したがって、本実験から分かるように、スタック締結完了後の更なるガス拡散層の厚さ変形は分離板、ガス拡散層及び膜電極一体構造、ガス拡散層間の界面の接触抵抗の増加をもたらしてスタック性能減少の主要因となるので、これを解決するためには、燃料電池スタックを仮締結した状態でシステムが要求する反応ガスの前もって設定された最大、最小流量サイクルを数回繰り返してガス拡散層の厚さを先に安定化させ、ついでスタック全体の厚さ変化量を補正してスタック締結を完了する方式を使わなければならない。
以上、本発明に関する好ましい実施形態を説明したが、本発明は前記実施形態に限定されず、本発明の属する技術範囲を逸脱しない範囲での全ての変更が含まれる。

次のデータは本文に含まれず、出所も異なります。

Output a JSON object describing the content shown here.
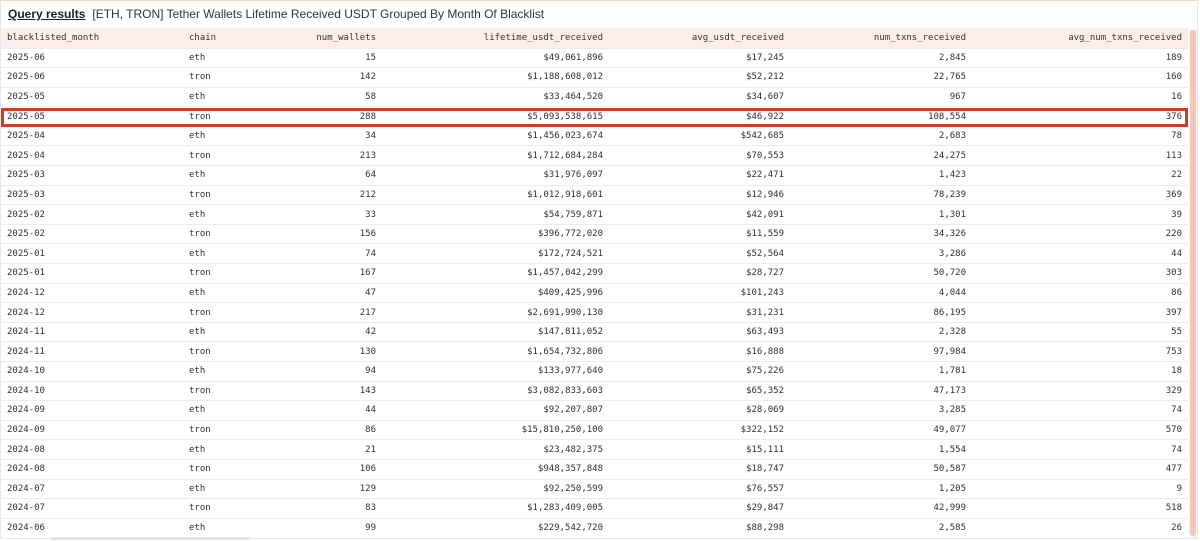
{
  "header": {
    "link_label": "Query results",
    "title": "[ETH, TRON] Tether Wallets Lifetime Received USDT Grouped By Month Of Blacklist"
  },
  "table": {
    "columns": [
      "blacklisted_month",
      "chain",
      "num_wallets",
      "lifetime_usdt_received",
      "avg_usdt_received",
      "num_txns_received",
      "avg_num_txns_received"
    ],
    "highlighted_row_index": 3,
    "highlight_color": "#d33a2c",
    "header_bg": "#fbeee9",
    "rows": [
      [
        "2025-06",
        "eth",
        "15",
        "$49,061,896",
        "$17,245",
        "2,845",
        "189"
      ],
      [
        "2025-06",
        "tron",
        "142",
        "$1,188,608,012",
        "$52,212",
        "22,765",
        "160"
      ],
      [
        "2025-05",
        "eth",
        "58",
        "$33,464,520",
        "$34,607",
        "967",
        "16"
      ],
      [
        "2025-05",
        "tron",
        "288",
        "$5,093,538,615",
        "$46,922",
        "108,554",
        "376"
      ],
      [
        "2025-04",
        "eth",
        "34",
        "$1,456,023,674",
        "$542,685",
        "2,683",
        "78"
      ],
      [
        "2025-04",
        "tron",
        "213",
        "$1,712,684,284",
        "$70,553",
        "24,275",
        "113"
      ],
      [
        "2025-03",
        "eth",
        "64",
        "$31,976,097",
        "$22,471",
        "1,423",
        "22"
      ],
      [
        "2025-03",
        "tron",
        "212",
        "$1,012,918,601",
        "$12,946",
        "78,239",
        "369"
      ],
      [
        "2025-02",
        "eth",
        "33",
        "$54,759,871",
        "$42,091",
        "1,301",
        "39"
      ],
      [
        "2025-02",
        "tron",
        "156",
        "$396,772,020",
        "$11,559",
        "34,326",
        "220"
      ],
      [
        "2025-01",
        "eth",
        "74",
        "$172,724,521",
        "$52,564",
        "3,286",
        "44"
      ],
      [
        "2025-01",
        "tron",
        "167",
        "$1,457,042,299",
        "$28,727",
        "50,720",
        "303"
      ],
      [
        "2024-12",
        "eth",
        "47",
        "$409,425,996",
        "$101,243",
        "4,044",
        "86"
      ],
      [
        "2024-12",
        "tron",
        "217",
        "$2,691,990,130",
        "$31,231",
        "86,195",
        "397"
      ],
      [
        "2024-11",
        "eth",
        "42",
        "$147,811,052",
        "$63,493",
        "2,328",
        "55"
      ],
      [
        "2024-11",
        "tron",
        "130",
        "$1,654,732,806",
        "$16,888",
        "97,984",
        "753"
      ],
      [
        "2024-10",
        "eth",
        "94",
        "$133,977,640",
        "$75,226",
        "1,781",
        "18"
      ],
      [
        "2024-10",
        "tron",
        "143",
        "$3,082,833,603",
        "$65,352",
        "47,173",
        "329"
      ],
      [
        "2024-09",
        "eth",
        "44",
        "$92,207,807",
        "$28,069",
        "3,285",
        "74"
      ],
      [
        "2024-09",
        "tron",
        "86",
        "$15,810,250,100",
        "$322,152",
        "49,077",
        "570"
      ],
      [
        "2024-08",
        "eth",
        "21",
        "$23,482,375",
        "$15,111",
        "1,554",
        "74"
      ],
      [
        "2024-08",
        "tron",
        "106",
        "$948,357,848",
        "$18,747",
        "50,587",
        "477"
      ],
      [
        "2024-07",
        "eth",
        "129",
        "$92,250,599",
        "$76,557",
        "1,205",
        "9"
      ],
      [
        "2024-07",
        "tron",
        "83",
        "$1,283,409,005",
        "$29,847",
        "42,999",
        "518"
      ],
      [
        "2024-06",
        "eth",
        "99",
        "$229,542,720",
        "$88,298",
        "2,585",
        "26"
      ]
    ]
  }
}
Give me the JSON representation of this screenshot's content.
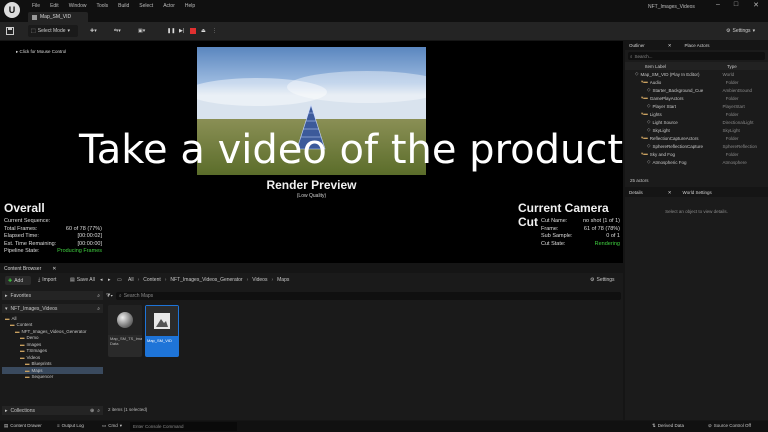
{
  "titlebar": {
    "menu": [
      "File",
      "Edit",
      "Window",
      "Tools",
      "Build",
      "Select",
      "Actor",
      "Help"
    ],
    "level_tab": "Map_SM_VID",
    "project": "NFT_Images_Videos"
  },
  "toolbar": {
    "select_mode": "Select Mode",
    "settings": "Settings"
  },
  "viewport": {
    "click_hint": "Click for Mouse Control",
    "overlay_text": "Take a video of the product",
    "render_preview": "Render Preview",
    "quality": "(Low Quality)",
    "overall": {
      "title": "Overall",
      "rows": [
        {
          "label": "Current Sequence:",
          "value": ""
        },
        {
          "label": "Total Frames:",
          "value": "60 of 78 (77%)"
        },
        {
          "label": "Elapsed Time:",
          "value": "[00:00:02]"
        },
        {
          "label": "Est. Time Remaining:",
          "value": "[00:00:00]"
        },
        {
          "label": "Pipeline State:",
          "value": "Producing Frames"
        }
      ]
    },
    "camera_cut": {
      "title": "Current Camera Cut",
      "rows": [
        {
          "label": "Cut Name:",
          "value": "no shot (1 of 1)"
        },
        {
          "label": "Frame:",
          "value": "61 of 78 (78%)"
        },
        {
          "label": "Sub Sample:",
          "value": "0 of 1"
        },
        {
          "label": "Cut State:",
          "value": "Rendering"
        }
      ]
    }
  },
  "outliner": {
    "tab": "Outliner",
    "tab2": "Place Actors",
    "search_placeholder": "Search...",
    "col_label": "Item Label",
    "col_type": "Type",
    "rows": [
      {
        "label": "Map_SM_VID (Play In Editor)",
        "type": "World",
        "indent": 1
      },
      {
        "label": "Audio",
        "type": "Folder",
        "indent": 2
      },
      {
        "label": "Starter_Background_Cue",
        "type": "AmbientSound",
        "indent": 3
      },
      {
        "label": "GamePlayActors",
        "type": "Folder",
        "indent": 2
      },
      {
        "label": "Player Start",
        "type": "PlayerStart",
        "indent": 3
      },
      {
        "label": "Lights",
        "type": "Folder",
        "indent": 2
      },
      {
        "label": "Light Source",
        "type": "DirectionalLight",
        "indent": 3
      },
      {
        "label": "SkyLight",
        "type": "SkyLight",
        "indent": 3
      },
      {
        "label": "ReflectionCaptureActors",
        "type": "Folder",
        "indent": 2
      },
      {
        "label": "SphereReflectionCapture",
        "type": "SphereReflection",
        "indent": 3
      },
      {
        "label": "Sky and Fog",
        "type": "Folder",
        "indent": 2
      },
      {
        "label": "Atmospheric Fog",
        "type": "Atmosphere",
        "indent": 3
      }
    ],
    "count": "25 actors"
  },
  "details": {
    "tab": "Details",
    "tab2": "World Settings",
    "hint": "Select an object to view details."
  },
  "content_browser": {
    "tab": "Content Browser",
    "add": "Add",
    "import": "Import",
    "save_all": "Save All",
    "breadcrumbs": [
      "All",
      "Content",
      "NFT_Images_Videos_Generator",
      "Videos",
      "Maps"
    ],
    "settings": "Settings",
    "favorites": "Favorites",
    "project": "NFT_Images_Videos",
    "search_placeholder": "Search Maps",
    "tree": [
      {
        "label": "All",
        "indent": 0
      },
      {
        "label": "Content",
        "indent": 1
      },
      {
        "label": "NFT_Images_Videos_Generator",
        "indent": 2
      },
      {
        "label": "Demo",
        "indent": 3
      },
      {
        "label": "Images",
        "indent": 3
      },
      {
        "label": "TSImages",
        "indent": 3
      },
      {
        "label": "Videos",
        "indent": 3
      },
      {
        "label": "Blueprints",
        "indent": 4
      },
      {
        "label": "Maps",
        "indent": 4
      },
      {
        "label": "Sequencer",
        "indent": 4
      }
    ],
    "assets": [
      {
        "name": "Map_SM_TS_Images_Built Data"
      },
      {
        "name": "Map_SM_VID"
      }
    ],
    "collections": "Collections",
    "status": "2 items (1 selected)"
  },
  "statusbar": {
    "content_drawer": "Content Drawer",
    "output_log": "Output Log",
    "cmd": "Cmd",
    "console_placeholder": "Enter Console Command",
    "derived_data": "Derived Data",
    "source_control": "Source Control Off"
  }
}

本発明は、スタックの運転中にガス拡散層の非可逆的な厚さの変動、締結圧力の低下及び微細隙間の発生、接触抵抗の増加などの問題がなく、安定して最適化したスタック締結状態を維持する燃料電池スタック締結方法に適用可能である。
1 ロードセル
2 ガス拡散層
3 加圧装備

Claims (1)

  1. 単位セルを積層してエンドプレートを結合した後、加圧装備で締結圧力を加えた状態で、締結圧力が維持されるように締結器具をセット、固定するスタック仮締結段階と、
    仮締結されたスタックに対し、アノードとカソードに供給されるガス流量を繰り返し変化させるガス流量変化サイクル繰り返す締結圧力変動サイクルを進めるスタック前処理段階と、
    スタック前処理段階の後、ガス拡散層の厚さ変化による締結圧力の変化量を補正してスタックの本締結を行うスタック本締結段階と、を含む燃料電池スタック締結方法において、
    前記ガス流量変化サイクルは、仮締結されたスタックのアノードとカソードに供給されるガスの流量を増減させて流量変化を繰り返し、
    前記ガス流量変化サイクルにおいて、ガス流量増加時の流量またはガス供給時の流量を前もって設定されたスタック運転時の反応ガス最大流量に設定して実施し、ガス流量減少時の流量は前もって設定されたスタック運転時の反応ガス最小流量に設定して実施することを特徴とする燃料電池スタック締結方法。